Anderson repeated Lago’s lie about saving $200,000 by moving the election from April to November. CG Ordinance No. 2025-08 states that there is no savings with a runoff election in November/December vs. April. As to the general election, the savings every 2 years is $105,000 (the difference between $125,000 for the cost in April compared to $20,000 for the cost in November). Lago spent significantly more for a 10-minute July 4th drone show at The Biltmore than any annual $52,500 savings. The real issue is voter engagement and education. Coral Gables has done nothing for April election engagement/education. Why? Because an incumbent’s need to be re-elected is more important than voter engagement/education. And when Lago spits out secret poll numbers about Castro’s potential re-election, Section A(2) of the Citizens’ Bill of Rights (truth in government) requires Lago to provide it to all of us. When there is biased/false information provided by Lago, LAL or his PAC, remember the source.
The majority on the commission are far from neutral on this issue, and will never be neutral.
That Lago would state that “it should always go to the voters” is a complete about-face, just to save face. He’s been trying to ram November elections down our throats with absolutely no input from the voters, throwing out big numbers in potential savings, but missing the big picture because it doesn’t serve his purpose.
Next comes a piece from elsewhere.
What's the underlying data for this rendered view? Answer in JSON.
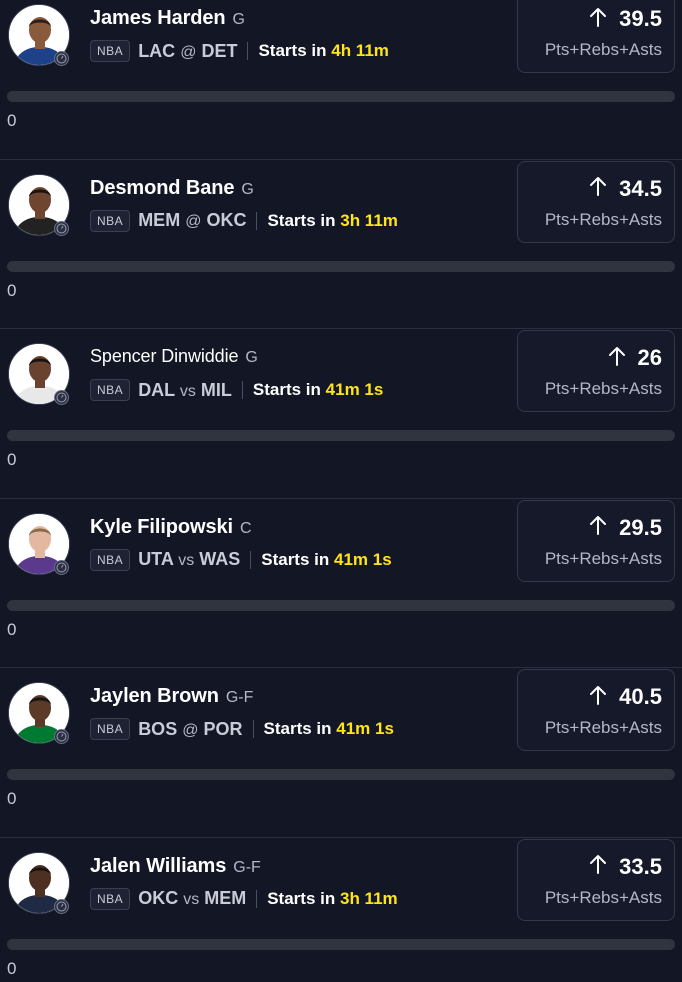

The truth: November elections dilute our local ballot issues and make it more difficult (or impossible) for average civic-minded residents to run for office. Only residents like Lago (and those he supports with big bucks from his PAC) will be able to afford to run in November elections.
Hopefully the voters will participate robustly in the mail-in referendum in April and keep our elections out of the political mess that we witness every November. Coral Gables, as a community, deserves better.
You’re absolutely right! Coral Gables does deserve better. That’s why the majority didn’t elect your husband.